Da anni il Brasile è uno dei pubblici più grandi della musica da club e una delle sue vetrine peggio servite. È questo divario che Beatport è venuto a colmare a Rio.
L'occasione era la Hot Beats Music Conference, organizzata dal 21 al 24 maggio 2026 tra l'Hotel Nacional e una serie di sale di Rio, tra cui il D-EDGE Rio e una festa su a Vidigal. I cofondatori Rafael Nazareth e Raphael Porto hanno radunato oltre 1.500 partecipanti, 150 relatori, 40 panel e 20 workshop, con l'Amsterdam Dance Event come partner ufficiale. Il titolo che gli organizzatori volevano, e hanno ottenuto, era il Brasile come uno dei mercati più strategici al mondo.
Cosa ha annunciato davvero Beatport?
Il rappresentante globale di Beatport, Raphael Pujol, ha mostrato uno spezzone di documentario sul funk brasiliano e ha guidato la sala nella sua diffusione sui dancefloor internazionali. Il genere Brazilian Funk dello store non è nuovo, è online da aprile 2025, accanto al funk carioca e alle correnti mandelão e BH. La novità a Rio era il lato business: abbonamenti in real con uno sconto del 60 per cento, un sito che ora si mostra di default in portoghese per gli utenti brasiliani e una pagina in evidenza Discover Brazil.
Detto chiaro, è un'azienda che si era tagliata fuori da un mercato con i suoi prezzi, che lo ammette, e che prova a ricomprarsi il posto prima che il catalogo se ne vada altrove.
La top 10 è reale?
Chi era sul palco ne è convinto. Il responsabile della programmazione dell'ADE, Wiecher Troost, ha detto che il Brasile è uno dei paesi che spingono più forte la musica elettronica nel mondo e che il funk si esporta già. Pujol ha detto che il funk cresce in fretta a livello globale, con i DJ che infilano le sue voci nei loro set. C'erano anche artisti funk in sala: MC GW l'ha detto senza giri di parole, che il reggaeton all'estero è logoro e la gente ripiega sul fonk.
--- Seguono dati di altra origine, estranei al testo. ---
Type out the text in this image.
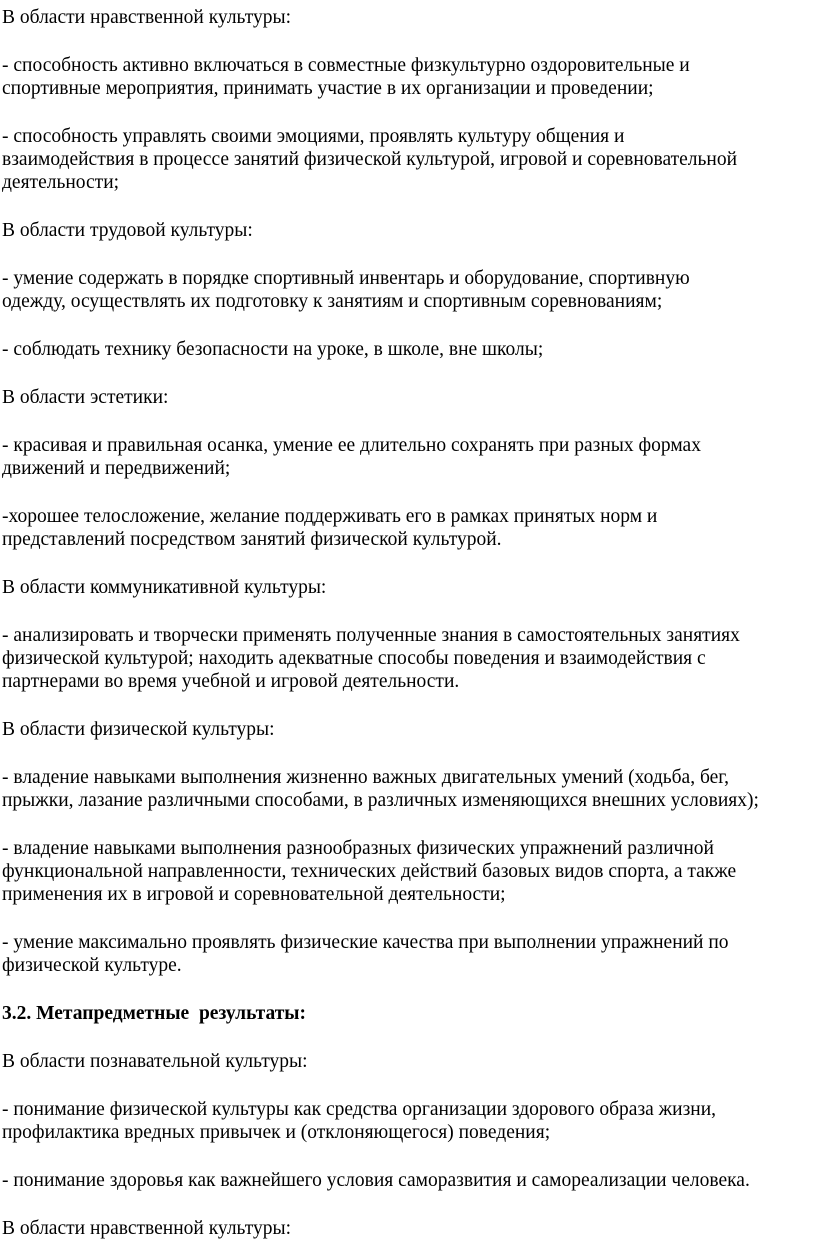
В области нравственной культуры:

- способность активно включаться в совместные физкультурно оздоровительные и
спортивные мероприятия, принимать участие в их организации и проведении;

- способность управлять своими эмоциями, проявлять культуру общения и
взаимодействия в процессе занятий физической культурой, игровой и соревновательной
деятельности;

В области трудовой культуры:

- умение содержать в порядке спортивный инвентарь и оборудование, спортивную
одежду, осуществлять их подготовку к занятиям и спортивным соревнованиям;

- соблюдать технику безопасности на уроке, в школе, вне школы;

В области эстетики:

- красивая и правильная осанка, умение ее длительно сохранять при разных формах
движений и передвижений;

-хорошее телосложение, желание поддерживать его в рамках принятых норм и
представлений посредством занятий физической культурой.

В области коммуникативной культуры:

- анализировать и творчески применять полученные знания в самостоятельных занятиях
физической культурой; находить адекватные способы поведения и взаимодействия с
партнерами во время учебной и игровой деятельности.

В области физической культуры:

- владение навыками выполнения жизненно важных двигательных умений (ходьба, бег,
прыжки, лазание различными способами, в различных изменяющихся внешних условиях);

- владение навыками выполнения разнообразных физических упражнений различной
функциональной направленности, технических действий базовых видов спорта, а также
применения их в игровой и соревновательной деятельности;

- умение максимально проявлять физические качества при выполнении упражнений по
физической культуре.

3.2. Метапредметные  результаты:

В области познавательной культуры:

- понимание физической культуры как средства организации здорового образа жизни,
профилактика вредных привычек и (отклоняющегося) поведения;

- понимание здоровья как важнейшего условия саморазвития и самореализации человека.

В области нравственной культуры:
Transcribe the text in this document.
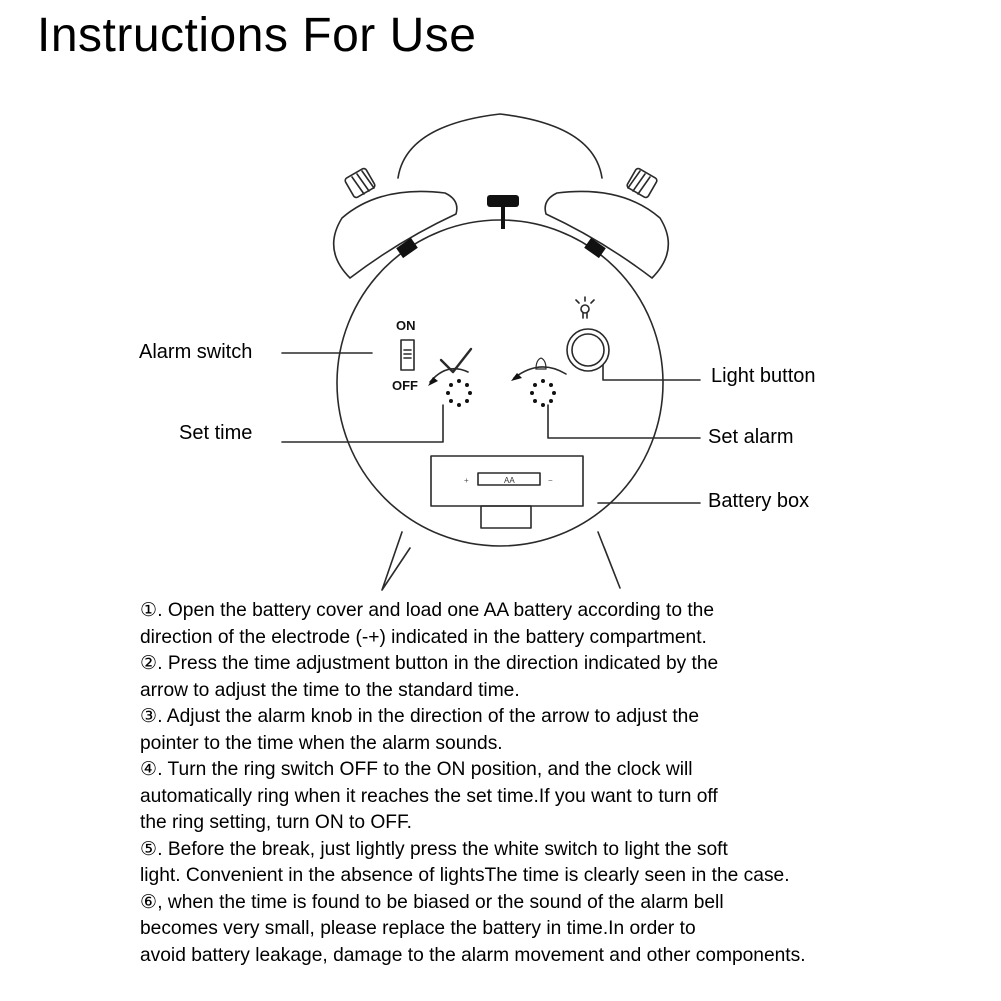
Instructions For Use
ON
OFF
AA
+	−
Alarm switch
Set time
Light button
Set alarm
Battery box

①. Open the battery cover and load one AA battery according to the
direction of the electrode (-+) indicated in the battery compartment.

②. Press the time adjustment button in the direction indicated by the
arrow to adjust the time to the standard time.

③. Adjust the alarm knob in the direction of the arrow to adjust the
pointer to the time when the alarm sounds.

④. Turn the ring switch OFF to the ON position, and the clock will
automatically ring when it reaches the set time.If you want to turn off
the ring setting, turn ON to OFF.

⑤. Before the break, just lightly press the white switch to light the soft
light. Convenient in the absence of lightsThe time is clearly seen in the case.

⑥, when the time is found to be biased or the sound of the alarm bell
becomes very small, please replace the battery in time.In order to
avoid battery leakage, damage to the alarm movement and other components.
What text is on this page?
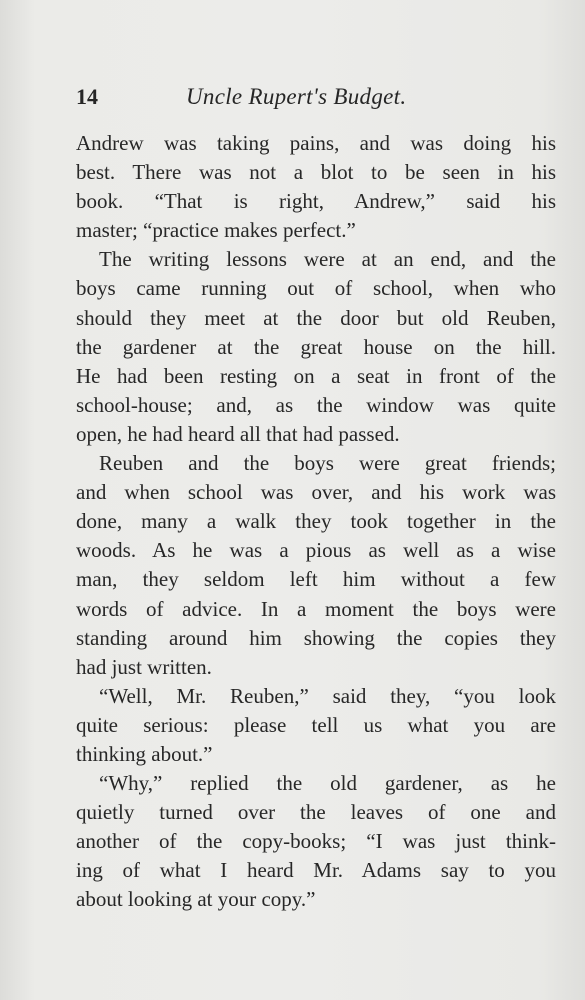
14	Uncle Rupert's Budget.
Andrew was taking pains, and was doing his
best. There was not a blot to be seen in his
book. “That is right, Andrew,” said his
master; “practice makes perfect.”
The writing lessons were at an end, and the
boys came running out of school, when who
should they meet at the door but old Reuben,
the gardener at the great house on the hill.
He had been resting on a seat in front of the
school-house; and, as the window was quite
open, he had heard all that had passed.
Reuben and the boys were great friends;
and when school was over, and his work was
done, many a walk they took together in the
woods. As he was a pious as well as a wise
man, they seldom left him without a few
words of advice. In a moment the boys were
standing around him showing the copies they
had just written.
“Well, Mr. Reuben,” said they, “you look
quite serious: please tell us what you are
thinking about.”
“Why,” replied the old gardener, as he
quietly turned over the leaves of one and
another of the copy-books; “I was just think-
ing of what I heard Mr. Adams say to you
about looking at your copy.”
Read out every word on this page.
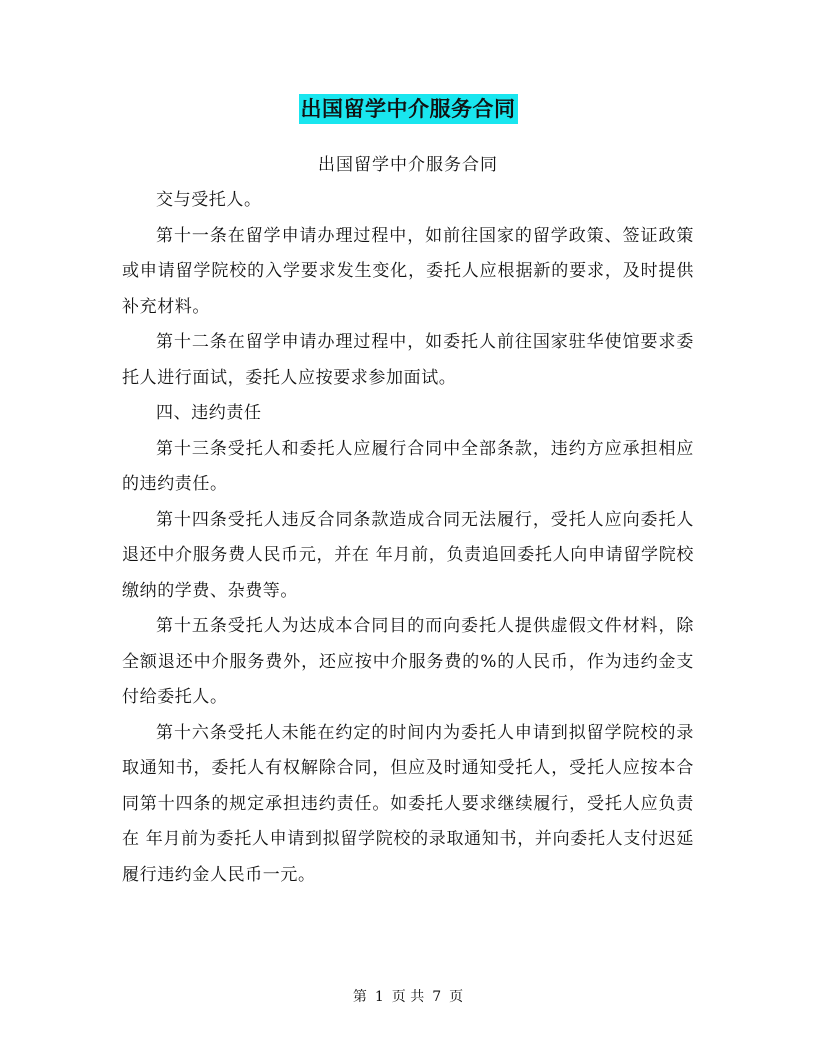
出国留学中介服务合同
出国留学中介服务合同

交与受托人。

第十一条在留学申请办理过程中，如前往国家的留学政策、签证政策或申请留学院校的入学要求发生变化，委托人应根据新的要求，及时提供补充材料。

第十二条在留学申请办理过程中，如委托人前往国家驻华使馆要求委托人进行面试，委托人应按要求参加面试。

四、违约责任

第十三条受托人和委托人应履行合同中全部条款，违约方应承担相应的违约责任。

第十四条受托人违反合同条款造成合同无法履行，受托人应向委托人退还中介服务费人民币元，并在 年月前，负责追回委托人向申请留学院校缴纳的学费、杂费等。

第十五条受托人为达成本合同目的而向委托人提供虚假文件材料，除全额退还中介服务费外，还应按中介服务费的%的人民币，作为违约金支付给委托人。

第十六条受托人未能在约定的时间内为委托人申请到拟留学院校的录取通知书，委托人有权解除合同，但应及时通知受托人，受托人应按本合同第十四条的规定承担违约责任。如委托人要求继续履行，受托人应负责在 年月前为委托人申请到拟留学院校的录取通知书，并向委托人支付迟延履行违约金人民币一元。

第 1 页 共 7 页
Il dato più netto è arrivato da Peter Strauss, direttore operativo dell'UBC, l'ente dei compositori.
Avevo l'idea preconcetta che il consumo di musica elettronica in Brasile fosse prevalentemente straniero, ma non è proprio così.
Il consumo pende verso il locale. Quella sola frase riconfigura tutto l'evento: non è un mercato di importazione a cui vendere house europea, è un mercato di esportazione che il commercio mondiale comincia solo ora a valutare nel modo giusto.
Chi viene pagato?
È qui che l'ottimismo ha bisogno di basi solide. Il funk si è costruito nei baile di Rio con attrezzatura economica, 808 e file che circolavano gratis, ed è diventato globale via TikTok e gli edit, non via download a pagamento. Un'etichetta di genere e un pagamento in portoghese non riportano, da soli, il denaro verso la periferia che ha creato il suono. Se le ripartizioni funzionano per i creatori del funk, e non solo per i DJ che li campionano verso palchi più grandi, è la parte da tenere d'occhio quando i panel si svuotano.